É maior hoje sua propensão a se candidatar ou não?
Hoje ainda estou em dúvida se me candidato: 50% para cada lado.
Qual sua relação com Marcelo Freixo, que é o candidato do seu partido, o PSB, ao governo do Rio?
Estive poucas vezes com o Freixo. Almocei com ele no Rio quando era correspondente em Paris. Almocei com ele e a minha mulher, em 2012 ou 2013, ele era deputado estadual. O tempo passou. Acompanhei a história dele na CPI das Milícias. Estive com o Freixo no fim do ano passado, conversando sobre as coisas da política. Foi quando surgiu essa conversa e ele me sugeriu a ideia de candidatar.
Você acompanhou eleições em vários países.

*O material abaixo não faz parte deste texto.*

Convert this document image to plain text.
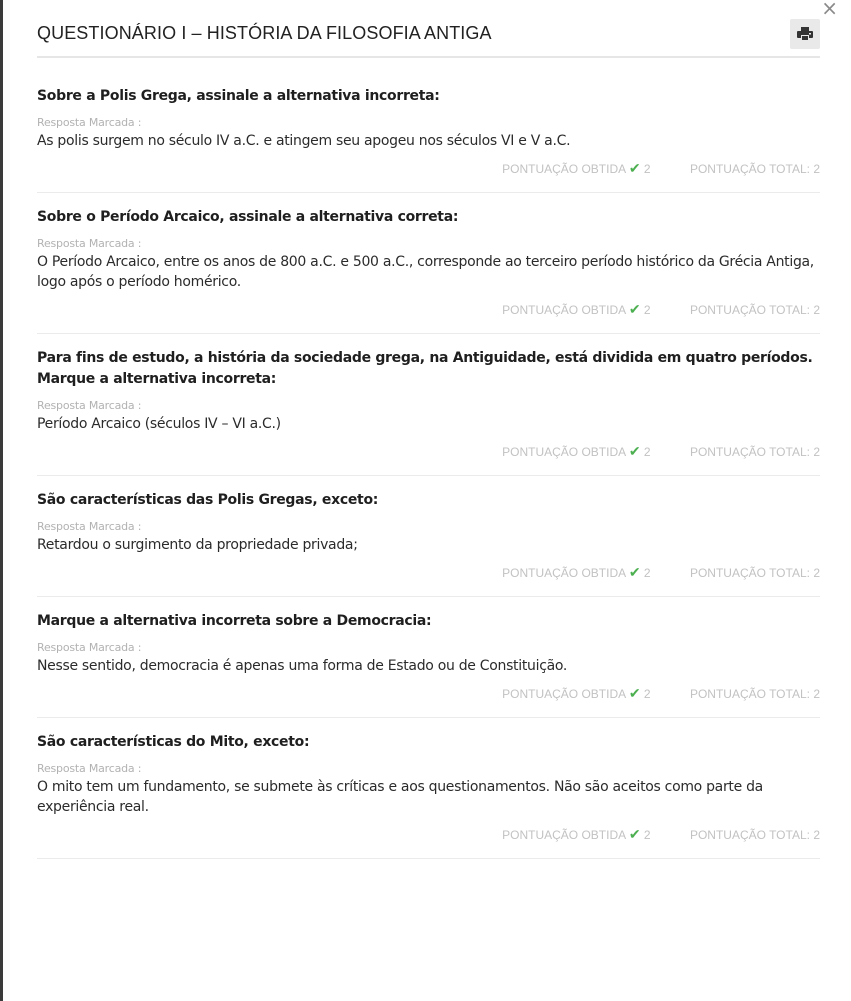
×
QUESTIONÁRIO I – HISTÓRIA DA FILOSOFIA ANTIGA
Sobre a Polis Grega, assinale a alternativa incorreta:
Resposta Marcada :
As polis surgem no século IV a.C. e atingem seu apogeu nos séculos VI e V a.C.
PONTUAÇÃO OBTIDA ✔ 2	PONTUAÇÃO TOTAL: 2
Sobre o Período Arcaico, assinale a alternativa correta:
Resposta Marcada :
O Período Arcaico, entre os anos de 800 a.C. e 500 a.C., corresponde ao terceiro período histórico da Grécia Antiga, logo após o período homérico.
PONTUAÇÃO OBTIDA ✔ 2	PONTUAÇÃO TOTAL: 2
Para fins de estudo, a história da sociedade grega, na Antiguidade, está dividida em quatro períodos. Marque a alternativa incorreta:
Resposta Marcada :
Período Arcaico (séculos IV – VI a.C.)
PONTUAÇÃO OBTIDA ✔ 2	PONTUAÇÃO TOTAL: 2
São características das Polis Gregas, exceto:
Resposta Marcada :
Retardou o surgimento da propriedade privada;
PONTUAÇÃO OBTIDA ✔ 2	PONTUAÇÃO TOTAL: 2
Marque a alternativa incorreta sobre a Democracia:
Resposta Marcada :
Nesse sentido, democracia é apenas uma forma de Estado ou de Constituição.
PONTUAÇÃO OBTIDA ✔ 2	PONTUAÇÃO TOTAL: 2
São características do Mito, exceto:
Resposta Marcada :
O mito tem um fundamento, se submete às críticas e aos questionamentos. Não são aceitos como parte da experiência real.
PONTUAÇÃO OBTIDA ✔ 2	PONTUAÇÃO TOTAL: 2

Que tipo mais de coisa o incomoda na poítica brasileira?
A política é uma coisa que me interessa. Sempre me interessou no mundo. Cobri muitas eleições fora do Brasil. É um tema que foi ficando mais incômodo na medida em que o país foi piorando. Mas vejo que é possivel melhorar. O nosso dinheiro está sendo usado para esses atos de campanha. O ex-ministro Marcos Pontes apareceu em rede nacional dias atrás porque ele é candidato. É feio isso. Eu cobri o lançamento espacial dele no Cazaquistão. Não era o ministro da Saúde falando em rede nacional sobre a pandemia. Era o ministro da Ciência e Tecnologia de um governo que cortou quase todo o dinheiro para a área. O que ele fez? Esse negócio do orçamento secreto do Congresso também é muito feio. A coisa pública tem de ser transparente, porque é dinheiro de todo mundo, precisamos saber quem fez, como e quando. Fica difícil aceitar uma coisa dessa. É como se estivessem reproduzido mecanismos corruptos de maneira quase oficial.
Você é considerado uma referência no jornalismo brasileiro por muitos colegas. Não teme que a política faça as pessoas esquecerem da sua trajetória de sucesso no jornalismo?
Várias pessoas já me disseram para não me candidatar, que vou me queimar. Mas parte da culpa por essas coisas que estamos vivendo vem da omissão. A imprensa também erra muito, ao não diferenciar os bons políticos dos maus políticos, como se todos fossem ruins. O fato de ser conhecido não me dá direito de ter expectativa de nenhum “já ganhou”, é uma disputa. Sei que tenho muito a aprender, estou longe de ser um repórter da TV Globo de política em Brasília, um Nilson Klava. Entendo mais a teoria do que a prática. Como repórter, já tive de estudar tanta coisa que acho que posso aprender também sobre política, por mais complexa que seja a coisa.